Same prose posted on ifoAppleStore. While I agree that management should be more technologically qualified as this isn't Home Depot or the Gap, I think that we should test the waters with this hiring strategy to see if the cream really rises to the top.


----------



## saumand (May 18, 2005)

sdm688 said:


> Hmm, interesting first post Saumand. Cared to tell us how you know so much and why you felt the great need to vent on this board??? Can't be that you work for Hmm ... APPLE CANADA???


------------------------------------------
No, I don't work for Apple Canada but I have helped pay the light bills and some salaries up there over the years by selling Mac's, doing development and consulting work supporting many SMB's using Apple Technology.
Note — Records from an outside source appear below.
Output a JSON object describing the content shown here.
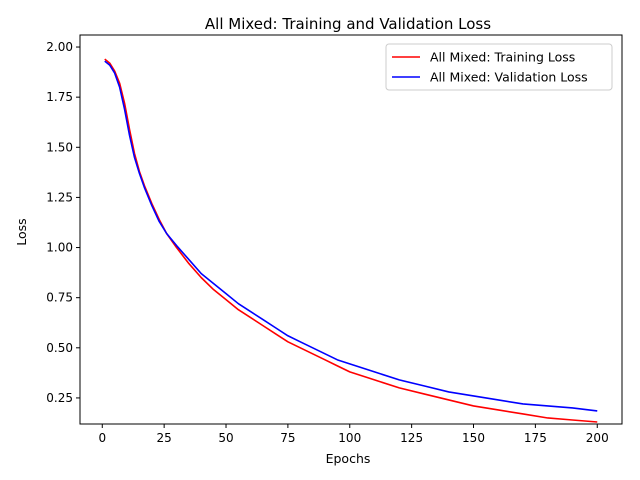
{
  "chart_data": {
    "type": "line",
    "title": "All Mixed: Training and Validation Loss",
    "xlabel": "Epochs",
    "ylabel": "Loss",
    "xlim": [
      -9,
      210
    ],
    "ylim": [
      0.12,
      2.06
    ],
    "xticks": [
      0,
      25,
      50,
      75,
      100,
      125,
      150,
      175,
      200
    ],
    "yticks": [
      0.25,
      0.5,
      0.75,
      1.0,
      1.25,
      1.5,
      1.75,
      2.0
    ],
    "ytick_labels": [
      "0.25",
      "0.50",
      "0.75",
      "1.00",
      "1.25",
      "1.50",
      "1.75",
      "2.00"
    ],
    "grid": false,
    "legend_position": "top-right",
    "x": [
      1,
      3,
      5,
      7,
      9,
      11,
      13,
      15,
      17,
      20,
      23,
      26,
      30,
      35,
      40,
      45,
      50,
      55,
      60,
      65,
      70,
      75,
      80,
      85,
      90,
      95,
      100,
      110,
      120,
      130,
      140,
      150,
      160,
      170,
      180,
      190,
      200
    ],
    "series": [
      {
        "name": "All Mixed: Training Loss",
        "color": "#ff0000",
        "values": [
          1.94,
          1.92,
          1.88,
          1.82,
          1.72,
          1.59,
          1.47,
          1.38,
          1.31,
          1.22,
          1.14,
          1.07,
          1.0,
          0.92,
          0.85,
          0.79,
          0.74,
          0.69,
          0.65,
          0.61,
          0.57,
          0.53,
          0.5,
          0.47,
          0.44,
          0.41,
          0.38,
          0.34,
          0.3,
          0.27,
          0.24,
          0.21,
          0.19,
          0.17,
          0.15,
          0.14,
          0.13
        ]
      },
      {
        "name": "All Mixed: Validation Loss",
        "color": "#0000ff",
        "values": [
          1.93,
          1.91,
          1.87,
          1.8,
          1.69,
          1.56,
          1.45,
          1.37,
          1.3,
          1.21,
          1.13,
          1.07,
          1.01,
          0.94,
          0.87,
          0.82,
          0.77,
          0.72,
          0.68,
          0.64,
          0.6,
          0.56,
          0.53,
          0.5,
          0.47,
          0.44,
          0.42,
          0.38,
          0.34,
          0.31,
          0.28,
          0.26,
          0.24,
          0.22,
          0.21,
          0.2,
          0.185
        ]
      }
    ]
  }
}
I am a bit fed up with how Apple HQ handles things at times. The R&D side of Apple is strong but they always seem to forget the field operators that represent Apple in the real world as in; The ones who walk into the end users business to meet with them, advise, discover, recommend and implement Apple based solutions. Results; Dealers, consultants and developers, the ones that make things work. The ones with the experience!


----------



## Heart (Jan 16, 2001)

IMHO

Managing a store like the Apple Store that will need produce results will need some great Management. The technology is secondary because you hire front line sales people that hand that part of it.

Management are there to organize and keep the wheels greased. They are the support to the front line sales. The Mac Geeks are the Geniuses and the Specialists.

The Management needs to know how to manage. No. 1.

--

I also am proud to say I know one of the Mac Geniuses and he is a real Mac Geek.
By the sounds of it the hiring, testing and training process was very indepth and everyone that was hired deserves there position.

--

What do the Apple Canada HQ corporate people (those that are left) know about running a high profile (though not Flagship) retail store anyway. Who says they are qualified for this line of work.

--

See you in line


----------



## gmark2000 (Jun 4, 2003)

Heart said:


> See you in line


Ahh... So even Heart will be there! Too bad I'll miss you.


----------



## ehMax (Feb 17, 2000)

*ahem* Someone's got to help with the podcast too.


----------



## Ohenri (Nov 7, 2002)

BTW...

Did you know that Apple Canada has no involvement with the store?? IE, the buys are all done out of the US. As well, I found out that Apple warehouses nothing anymore. Lots of empty space in Markham. Someone who works closely with them mentioned it to me a few days ago. Oh well... 

Anyhow Heart and all others, see you in line as well. 

H!


----------



## T-hill (May 18, 2005)

Actually, Apple Canada has one hand in the store: payroll. They sign the cheques and arrange the salaries I guess. Everything else is done through the U.S., and apparently Apple Canada people are PISSED about it.

And yeah, I know a Genius too. Great guy, and while there may be people in the world more knowledgable about Macs than him (they're usually known as "Other stores' Geniuses"), no one I know is more passionate about Apple and Macintoshes than he is. Can't wait to see him Saturday to congratulate him on the great job.


----------



## gmark2000 (Jun 4, 2003)

Ohenri said:


> I found out that Apple warehouses nothing anymore. Lots of empty space in Markham. Someone who works closely with them mentioned it to me a few days ago.


Apple Canada does have stock on hand for their corporate and large educational sales. The picture below shows a now empty trailer that I saw being unloaded with eMacs and iMacs into the Markham warehouse.









As people know, Day & Ross (aka Sameday Right-o-way) bring Apple products from the U.S. into Canada.


----------



## kloan (Feb 22, 2002)

gmark2000 said:


> Apple Canada does have stock on hand for their corporate and large educational sales. The picture below shows a now empty trailer that I saw being unloaded with eMacs and iMacs into the Markham warehouse.
> 
> 
> 
> ...


whatcha doin there, casing tha joint?


----------



## T-hill (May 18, 2005)

kloan said:


> whatcha doin there, casing tha joint?


:::Looks out my window:::

I don't see him out there... But I can't be too sure... Everyone look outside your houses just to be safe!


----------



## Steve-O (Apr 7, 2005)

I won't be there that early but I will probably drop in sometime during the day. I will leave my wallet at home though, I'm too much of an impulse buyer to go to a Mac store with VISA in hand.


----------